Les États-Unis et de nombreuses autres grandes puissances économiques sont confrontées au fait que la croissance doit ralentir rapidement afin de réduire les pressions et les anticipations inflationnistes. Les dirigeants des banques centrales sont engagés dans une course contre la montre car ils doivent ralentir suffisamment la demande pour calmer les pressions inflationnistes afin d’éviter de devoir augmenter davantage les taux d’intérêt. L’économie américaine ralentit déjà et la tendance va probablement se poursuivre. Bref, je garde toujours espoir que la Fed n’aura pas à procéder à des hausses de taux aussi marquées que celles que les marchés anticipent en ce moment. Certes, ralentir l’économie juste assez pour calmer l’inflation sans provoquer de récession est un exercice d’équilibre extrêmement délicat, puisque la politique monétaire est un instrument contondant, pas un outil chirurgical. Donc, bien sûr, les risques de récession ont augmenté depuis la publication des plus récentes données sur l’IPC la semaine dernière et sur les anticipations d’inflation des consommateurs.
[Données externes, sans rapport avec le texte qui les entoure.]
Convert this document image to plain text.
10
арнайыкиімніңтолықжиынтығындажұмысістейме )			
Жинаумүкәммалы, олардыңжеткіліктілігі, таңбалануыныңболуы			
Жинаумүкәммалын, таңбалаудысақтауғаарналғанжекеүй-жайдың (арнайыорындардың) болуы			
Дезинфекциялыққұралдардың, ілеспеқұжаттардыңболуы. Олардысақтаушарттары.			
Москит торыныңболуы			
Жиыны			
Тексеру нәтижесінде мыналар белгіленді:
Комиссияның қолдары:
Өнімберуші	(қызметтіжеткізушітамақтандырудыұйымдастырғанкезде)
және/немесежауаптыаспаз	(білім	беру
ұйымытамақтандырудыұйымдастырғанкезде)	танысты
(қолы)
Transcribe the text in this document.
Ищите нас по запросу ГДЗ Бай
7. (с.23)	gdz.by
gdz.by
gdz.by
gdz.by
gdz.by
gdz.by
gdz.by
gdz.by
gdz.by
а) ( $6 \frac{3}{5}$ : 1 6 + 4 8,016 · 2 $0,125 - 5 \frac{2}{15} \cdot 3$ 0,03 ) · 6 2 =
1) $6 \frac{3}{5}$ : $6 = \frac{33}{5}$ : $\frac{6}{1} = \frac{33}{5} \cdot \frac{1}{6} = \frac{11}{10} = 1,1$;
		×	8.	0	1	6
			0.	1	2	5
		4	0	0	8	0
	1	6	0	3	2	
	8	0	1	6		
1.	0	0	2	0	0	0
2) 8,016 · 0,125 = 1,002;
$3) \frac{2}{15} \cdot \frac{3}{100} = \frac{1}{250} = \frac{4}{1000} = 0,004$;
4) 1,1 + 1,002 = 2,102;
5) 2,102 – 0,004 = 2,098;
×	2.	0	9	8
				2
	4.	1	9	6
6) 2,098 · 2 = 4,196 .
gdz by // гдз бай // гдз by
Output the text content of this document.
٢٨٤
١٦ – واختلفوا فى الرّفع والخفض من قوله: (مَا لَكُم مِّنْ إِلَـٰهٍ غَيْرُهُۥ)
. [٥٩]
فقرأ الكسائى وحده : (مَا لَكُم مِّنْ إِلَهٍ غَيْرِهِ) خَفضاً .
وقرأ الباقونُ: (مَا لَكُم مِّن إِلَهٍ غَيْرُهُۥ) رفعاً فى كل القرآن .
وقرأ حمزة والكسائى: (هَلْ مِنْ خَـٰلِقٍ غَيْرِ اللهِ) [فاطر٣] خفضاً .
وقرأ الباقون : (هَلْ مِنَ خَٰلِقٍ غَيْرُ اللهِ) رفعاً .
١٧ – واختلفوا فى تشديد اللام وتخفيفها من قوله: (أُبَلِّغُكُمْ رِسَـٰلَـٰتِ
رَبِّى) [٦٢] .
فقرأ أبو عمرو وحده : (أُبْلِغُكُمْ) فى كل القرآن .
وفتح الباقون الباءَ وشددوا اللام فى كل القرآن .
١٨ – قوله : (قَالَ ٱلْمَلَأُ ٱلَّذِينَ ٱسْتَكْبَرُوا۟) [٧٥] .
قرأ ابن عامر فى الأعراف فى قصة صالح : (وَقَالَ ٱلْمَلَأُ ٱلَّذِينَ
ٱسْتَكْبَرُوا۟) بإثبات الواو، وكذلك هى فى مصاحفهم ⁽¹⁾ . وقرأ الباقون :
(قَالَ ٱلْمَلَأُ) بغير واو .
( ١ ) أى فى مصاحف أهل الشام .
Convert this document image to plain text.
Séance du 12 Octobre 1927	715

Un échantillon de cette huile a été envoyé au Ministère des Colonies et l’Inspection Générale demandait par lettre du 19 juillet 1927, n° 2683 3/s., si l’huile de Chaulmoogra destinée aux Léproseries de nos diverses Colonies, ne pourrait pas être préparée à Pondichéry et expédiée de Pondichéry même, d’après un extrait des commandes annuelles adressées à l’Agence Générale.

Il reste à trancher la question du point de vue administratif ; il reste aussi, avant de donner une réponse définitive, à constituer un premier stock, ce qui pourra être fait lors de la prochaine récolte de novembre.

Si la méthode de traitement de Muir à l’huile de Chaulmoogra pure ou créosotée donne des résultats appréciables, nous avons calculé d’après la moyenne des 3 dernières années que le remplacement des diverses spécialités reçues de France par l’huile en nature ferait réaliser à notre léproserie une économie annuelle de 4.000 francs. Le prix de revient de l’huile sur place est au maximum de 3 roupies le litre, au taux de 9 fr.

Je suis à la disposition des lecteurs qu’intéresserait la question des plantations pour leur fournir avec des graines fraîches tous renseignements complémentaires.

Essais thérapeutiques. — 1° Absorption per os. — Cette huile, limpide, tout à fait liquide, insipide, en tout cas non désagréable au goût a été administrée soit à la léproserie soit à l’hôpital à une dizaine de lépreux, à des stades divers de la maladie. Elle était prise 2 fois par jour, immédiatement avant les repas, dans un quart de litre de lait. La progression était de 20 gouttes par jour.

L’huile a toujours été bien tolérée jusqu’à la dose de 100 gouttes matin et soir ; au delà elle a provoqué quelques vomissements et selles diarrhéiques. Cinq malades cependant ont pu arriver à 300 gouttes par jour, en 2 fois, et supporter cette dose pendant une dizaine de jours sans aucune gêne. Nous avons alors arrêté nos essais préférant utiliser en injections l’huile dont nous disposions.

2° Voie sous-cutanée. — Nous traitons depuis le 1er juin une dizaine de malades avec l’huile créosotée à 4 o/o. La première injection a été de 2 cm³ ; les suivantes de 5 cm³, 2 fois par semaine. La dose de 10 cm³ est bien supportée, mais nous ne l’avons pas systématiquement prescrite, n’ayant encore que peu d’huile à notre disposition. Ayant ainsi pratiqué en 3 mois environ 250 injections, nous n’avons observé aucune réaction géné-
En dehors des États-Unis, en particulier en Europe et dans les marchés émergents qui dépendent des importations de produits de base comme l’énergie, les céréales et les métaux, le conflit opposant la Russie et l’Ukraine a provoqué une flambée des prix des produits de base en plus du rebond qui a suivi la réouverture de l’économie en Occident et dans de nombreux marchés émergents. Les États-Unis sont également confrontés à ces pressions inflationnistes, mais seront probablement moins touchés que l’Europe car ils sont des exportateurs d’énergie et d’aliments. Les consommateurs américains ressentent déjà les effets de l’augmentation des prix des aliments, qui pourrait entraîner un ralentissement de la demande de biens et services aux États-Unis et contribuer à réduire les pressions inflationnistes et à ralentir l’économie dans son ensemble.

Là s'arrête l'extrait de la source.